W tym celu po prostu wpisałem w wyszukiwarce imię i nazwisko wybranej osoby i sprawdziłem wyniki jakie ukazały się na pierwszej stronie. Oto rezultat.
I. Na pierwszy ogień poszedł nasz kochany przywódca, premier Donald Tusk. Wystarczyło wpisać słowo Donald, zeby Youtube zaproponował następujęce frazy: Donald Tusk, Donald Duck, Donald Marzy, Donald Matole. Po wpisaniu słowa Tusk propozycje byłe bardziej konkretne: Donald Tusk zapier…la, Donald Tusk acta, D.T u Kuby Wojewódzkiego, czy D.T. parodia. Wyniki pierwszej strony były ciekawsze:
1. Nigel Farage vs Donald Tusk – parę słów prawdy
2. Konfrontacja DonAlda Tuska z kibicami Jagiellonii Białystok 1_2
3. Protest przeciwko polityce Donalda Tuska
4. Premier Donald Tusk przed sądem
5. Donald Tusk u Kuby Wojewódzkiego
6. Donald Tusk Zdrajca!
Niezbyt pozytywne wyniki. Tym bardziej, że żaden z w/w filmików nie odnosi się pozytywnie do Premiera (może oprócz wizyty u Wojewódzkiego).

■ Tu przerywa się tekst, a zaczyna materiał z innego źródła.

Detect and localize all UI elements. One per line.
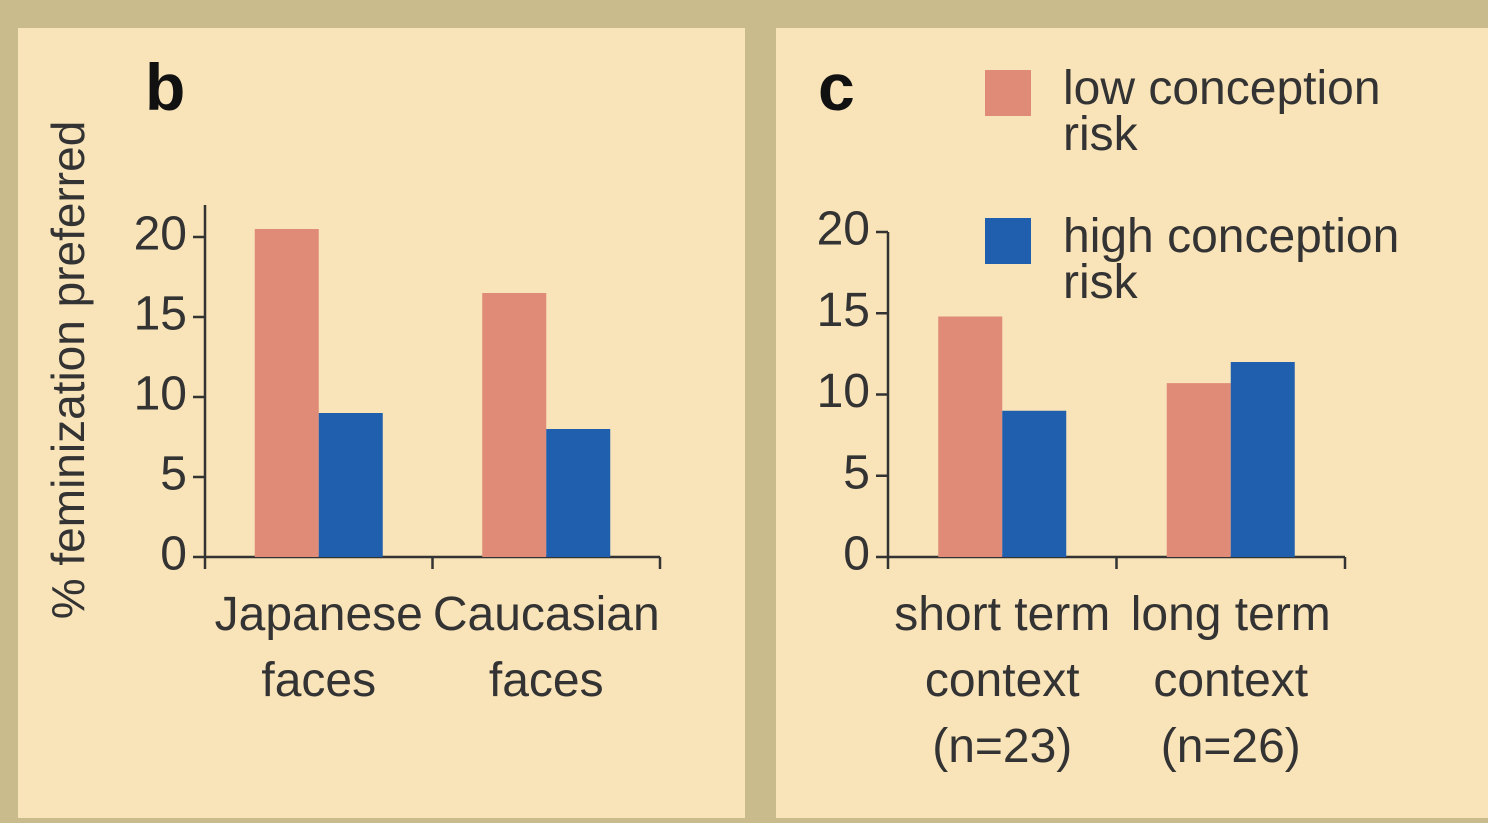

II. Drugą osobą jest Pani Marszałek Ewa Kopacz. Tutaj bardzo często pada słowo kłamstwo. Youtube proponuje frazę: Ewa Kopacz kłamie. A jak wygląda pierwsze 6 wyników?
1. Ewa Kopacz – kłamstwa smoleńskie
2. Ewa Kopacz (2012) o pracy patomorfologow
3. Ewa Kopacz wybrana na marszałka Sejmu
4. Pytania do Marszałek Ewy Kopacz
5.Minister Ewa Kopacz i zmienione stenogramy (+napisy)
6..Ewa Kopacz: Jak Ewoluowały Kłamstwa Smoleńskie Pani Marszałek
W wypadku Pani Marszałek wyniki także nie prezentują ją w najlepszym świetle. Już pierwszy wyszukany filmik przedstawia jej negatywny obraz.
Nie trudno odpowiedzieć na pytanie zawarte we wstępie. Jednak, z drugiej strony wątpię w to, że nasi rządzący interesują się krytyką płynącą z ostatniego bastionu wolności jakim jest Internet.